The top two places last year went to the same 18 cards, with team Leeds excel-fiend Seb Parker and lovable ginger Rob Wagner taking 1st and 2nd respectively, with a deck designed by 2009 GB team-member Mick Edwards. A report from Rob can be found here, but in case of laziness: their deck was threat-heavy and Bant in colors:

Ancient Ziggurat
Seaside Citadel
Stirring Wildwood
2 Forest
Birds of Paradise
Noble Hierarch
Qasali Pridemage
Garruk’s Companion
Jenara, Asura of War
Rhox War Monk
Leatherback Baloth
Rafiq of the Many
Vines of Vastwood
Oblivion Ring

SIDEBOARD:
Path to Exile
Leyline of Sanctity
Elspeth, Knight-Errant

And here is Rob’s one-sentence summary of the format:

“With an appropriate banned list, the format is all about deck construction and proper play sequencing. Mana screw and flood basically can’t enter the equation and mulligans are relatively un-punishing. Because you see all 15 cards each game, you have to plan things properly.”

15 interesting cards of each color (plus colorless/multicolor and lands) you might find uses for:

WHITEOblivion Ring, Elspeth Tirel, Mirran Crusader, Sun Titan, Luminarch Ascension, Timely Reinforcements, Leonin Relic-Warder, Archon of Justice, Hero of Bladehold, Kemba, Kha Regent, Sunblast Angel, Gideon Jura, Gideon’s Lawkeeper, Baneslayer Angel, Day of Judgment.

BLUEMental Misstep, Mana Leak, Spell Pierce, Frost Titan, Sphinx of Jwar Isle, Deceiver Exarch, Phyrexian Metamorph, Phantasmal Image, Viral Drake, Corrupted Conscience, Steel Sabotage, Deprive, Mind Control, Aether Adept, Vapor Snare.

BLACKDespise, Inquisition of Kozilek, Duress, Mind Rot, Phyrexian Crusader, Smallpox, Royal Assassin, Grave Titan, Reassembling Skeleton, Entomber Exarch, Vengeful Pharaoh, Dismember, Liliana Vess, Go for the Throat, Liliana’s Specter.
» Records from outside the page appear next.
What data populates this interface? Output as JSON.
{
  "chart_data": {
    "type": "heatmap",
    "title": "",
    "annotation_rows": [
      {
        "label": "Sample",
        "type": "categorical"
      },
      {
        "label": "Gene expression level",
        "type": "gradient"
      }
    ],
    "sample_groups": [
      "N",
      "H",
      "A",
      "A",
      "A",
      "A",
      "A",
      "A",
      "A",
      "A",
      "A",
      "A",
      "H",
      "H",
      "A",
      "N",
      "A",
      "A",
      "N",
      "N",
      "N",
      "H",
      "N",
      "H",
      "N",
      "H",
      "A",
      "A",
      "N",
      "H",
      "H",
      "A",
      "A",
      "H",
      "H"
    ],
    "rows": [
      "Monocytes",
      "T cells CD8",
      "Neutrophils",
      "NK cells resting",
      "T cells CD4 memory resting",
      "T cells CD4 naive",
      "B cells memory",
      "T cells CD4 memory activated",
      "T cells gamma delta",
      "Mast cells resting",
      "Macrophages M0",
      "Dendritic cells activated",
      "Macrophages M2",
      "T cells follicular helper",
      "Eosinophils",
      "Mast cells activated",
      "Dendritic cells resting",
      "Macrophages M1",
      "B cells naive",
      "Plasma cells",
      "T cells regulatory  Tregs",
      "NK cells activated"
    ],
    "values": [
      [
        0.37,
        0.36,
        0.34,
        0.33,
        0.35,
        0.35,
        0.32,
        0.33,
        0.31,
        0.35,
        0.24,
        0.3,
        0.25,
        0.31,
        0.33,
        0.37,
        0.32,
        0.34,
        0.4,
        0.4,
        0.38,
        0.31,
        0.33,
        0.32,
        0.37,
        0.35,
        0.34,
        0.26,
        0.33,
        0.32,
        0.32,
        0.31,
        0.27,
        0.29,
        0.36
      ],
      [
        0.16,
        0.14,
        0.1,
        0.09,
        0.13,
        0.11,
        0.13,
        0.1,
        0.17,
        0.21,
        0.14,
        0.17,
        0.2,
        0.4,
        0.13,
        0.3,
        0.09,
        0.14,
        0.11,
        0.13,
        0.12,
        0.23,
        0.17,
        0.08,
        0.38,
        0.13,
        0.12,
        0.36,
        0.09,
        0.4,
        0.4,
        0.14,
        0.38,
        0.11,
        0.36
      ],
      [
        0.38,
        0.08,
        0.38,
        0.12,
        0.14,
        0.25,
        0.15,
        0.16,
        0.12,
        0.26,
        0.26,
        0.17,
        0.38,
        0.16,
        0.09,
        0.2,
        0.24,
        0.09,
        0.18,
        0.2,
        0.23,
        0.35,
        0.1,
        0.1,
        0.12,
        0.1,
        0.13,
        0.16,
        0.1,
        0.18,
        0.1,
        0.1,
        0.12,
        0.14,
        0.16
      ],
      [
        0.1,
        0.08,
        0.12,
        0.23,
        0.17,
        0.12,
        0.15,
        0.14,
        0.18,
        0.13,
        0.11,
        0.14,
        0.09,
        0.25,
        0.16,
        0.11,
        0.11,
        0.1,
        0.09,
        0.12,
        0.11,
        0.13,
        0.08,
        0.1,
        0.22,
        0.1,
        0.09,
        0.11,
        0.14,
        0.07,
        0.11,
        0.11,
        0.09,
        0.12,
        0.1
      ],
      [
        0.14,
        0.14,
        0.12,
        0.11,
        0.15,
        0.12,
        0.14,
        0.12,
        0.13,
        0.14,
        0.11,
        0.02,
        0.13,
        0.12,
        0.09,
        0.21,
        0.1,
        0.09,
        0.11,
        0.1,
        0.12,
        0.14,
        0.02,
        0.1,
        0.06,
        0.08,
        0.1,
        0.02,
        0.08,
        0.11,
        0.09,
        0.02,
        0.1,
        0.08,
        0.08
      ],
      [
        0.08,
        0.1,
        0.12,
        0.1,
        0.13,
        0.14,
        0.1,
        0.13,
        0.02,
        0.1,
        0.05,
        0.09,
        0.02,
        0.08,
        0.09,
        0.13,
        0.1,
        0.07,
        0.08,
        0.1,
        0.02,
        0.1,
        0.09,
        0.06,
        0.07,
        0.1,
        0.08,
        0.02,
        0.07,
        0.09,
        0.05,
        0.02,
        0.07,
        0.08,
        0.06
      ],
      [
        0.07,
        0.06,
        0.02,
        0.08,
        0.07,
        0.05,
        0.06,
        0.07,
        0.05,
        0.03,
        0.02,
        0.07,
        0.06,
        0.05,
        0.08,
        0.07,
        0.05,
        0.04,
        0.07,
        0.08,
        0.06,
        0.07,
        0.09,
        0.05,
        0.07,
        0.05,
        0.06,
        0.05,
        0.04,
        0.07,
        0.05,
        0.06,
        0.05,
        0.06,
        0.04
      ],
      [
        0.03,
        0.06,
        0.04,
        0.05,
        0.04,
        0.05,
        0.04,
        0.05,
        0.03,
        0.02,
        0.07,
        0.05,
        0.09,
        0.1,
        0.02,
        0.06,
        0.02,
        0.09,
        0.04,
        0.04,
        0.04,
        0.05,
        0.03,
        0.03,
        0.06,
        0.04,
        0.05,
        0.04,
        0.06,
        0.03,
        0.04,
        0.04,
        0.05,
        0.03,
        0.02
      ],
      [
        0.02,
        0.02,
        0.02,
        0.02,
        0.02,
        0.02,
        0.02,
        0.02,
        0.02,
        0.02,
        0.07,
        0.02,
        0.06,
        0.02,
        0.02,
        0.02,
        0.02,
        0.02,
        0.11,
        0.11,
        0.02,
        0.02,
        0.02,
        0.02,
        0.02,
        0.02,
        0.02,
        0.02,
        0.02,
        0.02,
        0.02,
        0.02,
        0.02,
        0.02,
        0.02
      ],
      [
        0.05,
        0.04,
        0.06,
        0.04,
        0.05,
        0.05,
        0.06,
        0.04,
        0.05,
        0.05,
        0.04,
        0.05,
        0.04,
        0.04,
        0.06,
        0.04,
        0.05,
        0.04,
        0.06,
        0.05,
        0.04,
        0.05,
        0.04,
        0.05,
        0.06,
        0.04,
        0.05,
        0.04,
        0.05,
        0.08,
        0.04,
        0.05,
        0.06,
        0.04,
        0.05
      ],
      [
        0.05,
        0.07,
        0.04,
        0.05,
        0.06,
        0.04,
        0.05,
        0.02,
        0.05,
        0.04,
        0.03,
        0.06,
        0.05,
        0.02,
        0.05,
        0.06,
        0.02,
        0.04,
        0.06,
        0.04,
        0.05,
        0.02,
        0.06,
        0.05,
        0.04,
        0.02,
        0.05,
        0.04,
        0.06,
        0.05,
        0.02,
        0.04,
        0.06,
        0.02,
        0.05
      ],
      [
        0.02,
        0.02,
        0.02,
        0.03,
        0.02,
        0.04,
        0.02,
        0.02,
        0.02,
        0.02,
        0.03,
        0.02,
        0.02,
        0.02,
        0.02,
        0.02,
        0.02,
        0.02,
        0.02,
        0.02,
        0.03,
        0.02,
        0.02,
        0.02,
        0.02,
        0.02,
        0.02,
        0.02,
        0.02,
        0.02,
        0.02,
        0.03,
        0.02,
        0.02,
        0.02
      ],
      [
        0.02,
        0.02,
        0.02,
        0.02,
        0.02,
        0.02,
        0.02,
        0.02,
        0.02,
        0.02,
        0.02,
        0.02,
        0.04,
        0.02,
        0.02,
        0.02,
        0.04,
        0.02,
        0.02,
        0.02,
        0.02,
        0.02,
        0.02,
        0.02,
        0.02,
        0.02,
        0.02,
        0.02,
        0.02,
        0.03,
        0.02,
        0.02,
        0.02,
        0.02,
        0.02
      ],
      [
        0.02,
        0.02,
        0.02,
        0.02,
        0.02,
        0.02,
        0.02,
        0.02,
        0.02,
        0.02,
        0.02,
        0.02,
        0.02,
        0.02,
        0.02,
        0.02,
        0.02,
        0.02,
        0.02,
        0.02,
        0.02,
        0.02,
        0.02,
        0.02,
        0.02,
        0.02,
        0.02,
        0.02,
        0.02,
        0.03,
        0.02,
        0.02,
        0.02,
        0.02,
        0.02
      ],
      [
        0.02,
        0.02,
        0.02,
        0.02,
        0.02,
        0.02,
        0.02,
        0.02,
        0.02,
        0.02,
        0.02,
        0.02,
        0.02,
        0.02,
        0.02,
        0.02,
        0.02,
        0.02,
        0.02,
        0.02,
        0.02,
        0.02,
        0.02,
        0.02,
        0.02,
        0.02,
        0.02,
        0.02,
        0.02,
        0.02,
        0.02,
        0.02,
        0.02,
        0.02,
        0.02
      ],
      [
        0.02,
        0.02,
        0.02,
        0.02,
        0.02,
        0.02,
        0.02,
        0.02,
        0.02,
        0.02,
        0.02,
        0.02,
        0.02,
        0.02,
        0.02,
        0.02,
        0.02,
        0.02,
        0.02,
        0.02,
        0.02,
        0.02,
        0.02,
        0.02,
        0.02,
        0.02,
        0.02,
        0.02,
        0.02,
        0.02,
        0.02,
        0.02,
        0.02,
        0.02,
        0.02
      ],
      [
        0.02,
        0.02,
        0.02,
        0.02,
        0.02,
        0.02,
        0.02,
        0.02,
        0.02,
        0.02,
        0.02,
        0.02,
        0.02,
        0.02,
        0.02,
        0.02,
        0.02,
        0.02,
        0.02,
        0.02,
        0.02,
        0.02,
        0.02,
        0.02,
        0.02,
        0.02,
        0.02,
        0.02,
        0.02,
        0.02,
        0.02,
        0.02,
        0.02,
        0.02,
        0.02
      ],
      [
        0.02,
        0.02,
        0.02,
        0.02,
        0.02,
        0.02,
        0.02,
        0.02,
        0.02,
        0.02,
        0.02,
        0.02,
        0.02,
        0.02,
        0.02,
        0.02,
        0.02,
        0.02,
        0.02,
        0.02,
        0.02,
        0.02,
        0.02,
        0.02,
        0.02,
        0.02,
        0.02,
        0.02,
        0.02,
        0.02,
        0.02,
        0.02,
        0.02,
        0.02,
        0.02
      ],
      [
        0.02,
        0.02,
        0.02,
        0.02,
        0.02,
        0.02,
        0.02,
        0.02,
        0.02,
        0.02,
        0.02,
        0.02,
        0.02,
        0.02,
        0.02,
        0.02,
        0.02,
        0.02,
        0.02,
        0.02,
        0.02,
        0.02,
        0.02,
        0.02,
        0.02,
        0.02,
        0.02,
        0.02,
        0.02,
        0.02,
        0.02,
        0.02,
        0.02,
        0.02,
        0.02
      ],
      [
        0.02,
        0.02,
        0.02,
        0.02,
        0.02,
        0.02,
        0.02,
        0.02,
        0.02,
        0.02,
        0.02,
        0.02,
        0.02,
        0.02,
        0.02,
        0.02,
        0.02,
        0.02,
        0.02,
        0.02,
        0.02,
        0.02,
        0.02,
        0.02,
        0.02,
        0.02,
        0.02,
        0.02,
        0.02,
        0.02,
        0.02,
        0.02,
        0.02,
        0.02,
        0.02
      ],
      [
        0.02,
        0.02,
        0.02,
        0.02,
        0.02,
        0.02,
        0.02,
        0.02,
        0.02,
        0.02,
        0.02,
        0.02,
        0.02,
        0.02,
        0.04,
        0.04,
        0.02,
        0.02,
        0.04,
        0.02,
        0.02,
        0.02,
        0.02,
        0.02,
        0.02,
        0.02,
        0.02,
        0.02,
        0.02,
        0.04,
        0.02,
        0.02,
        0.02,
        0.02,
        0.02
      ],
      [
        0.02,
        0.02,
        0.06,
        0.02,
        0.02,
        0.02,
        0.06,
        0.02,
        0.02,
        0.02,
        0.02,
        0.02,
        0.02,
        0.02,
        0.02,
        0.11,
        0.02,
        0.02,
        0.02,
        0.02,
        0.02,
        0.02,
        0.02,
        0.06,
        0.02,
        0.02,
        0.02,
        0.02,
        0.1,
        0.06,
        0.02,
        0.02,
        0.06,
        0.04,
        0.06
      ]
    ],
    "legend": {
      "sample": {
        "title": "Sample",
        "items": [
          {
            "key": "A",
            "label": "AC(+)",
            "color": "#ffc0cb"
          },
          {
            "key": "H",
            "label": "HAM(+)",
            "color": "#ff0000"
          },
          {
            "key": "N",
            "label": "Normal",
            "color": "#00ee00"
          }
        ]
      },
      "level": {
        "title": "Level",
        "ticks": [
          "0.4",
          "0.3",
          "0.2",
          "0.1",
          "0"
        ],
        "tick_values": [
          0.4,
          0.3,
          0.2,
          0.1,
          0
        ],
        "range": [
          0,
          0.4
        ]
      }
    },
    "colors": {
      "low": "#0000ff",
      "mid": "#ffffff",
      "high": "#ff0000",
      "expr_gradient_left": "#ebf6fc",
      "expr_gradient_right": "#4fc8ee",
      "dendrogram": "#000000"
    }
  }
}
REDCunning Sparkmage, Slagstorm, Chandra, the Firebrand, Chandra Nalaar, Koth of the Hammer, Kargan Dragonlord, Spikeshot Elder, Manic Vandal, Searing Blaze, Staggershock, Goblin Ruinblaster, Demolish, Ricochet Trap, Pyroclasm, Lightning Bolt.

GREENNoxious Revival, Garruk Wildspeaker, Garruk Primal Hunter, Thrun, the Last Troll, Brutalizer Exarch, Jade Mage, Beast Within, Obstinate Baloth, Awakening Zone, Leatherback Baloth, Vines of Vastwood, Viridian Corrupter, Acidic Slime, River Boa, Llanowar Elves.

COLORLESS/ARTIFACT/MULTICOLOREmrakul, the Aeons Torn, Quicksilver Amulet, Ratchet Bomb, Prototype Portal, Mimic Vat, Tezzeret, Agent of Bolas, Venser, the Sojourner, Wurmcoil Engine, Sword of Body and Mind, Precursor Golem, Phyrexian Revoker, Contagion Clasp, Contagion Engine, All Is Dust, Batterskull.

LANDSCelestial Colonnade, Stirring Wildwood, Raging Ravine, Lavaclaw Reaches, Creeping Tar Pit, Dread Statuary, Inkmoth Nexus, Buried Ruin, Tectonic Edge, Mystifying Maze, Bojuka Bog, Khalni Garden, Sejiri Steppe, Halimar Depths, Smoldering Spires.

That’ll do for now. I do hope you check out 15-card highlander and enjoy brewing up decks for this little format—there’s a lot more depth than you might think in a 15-card library!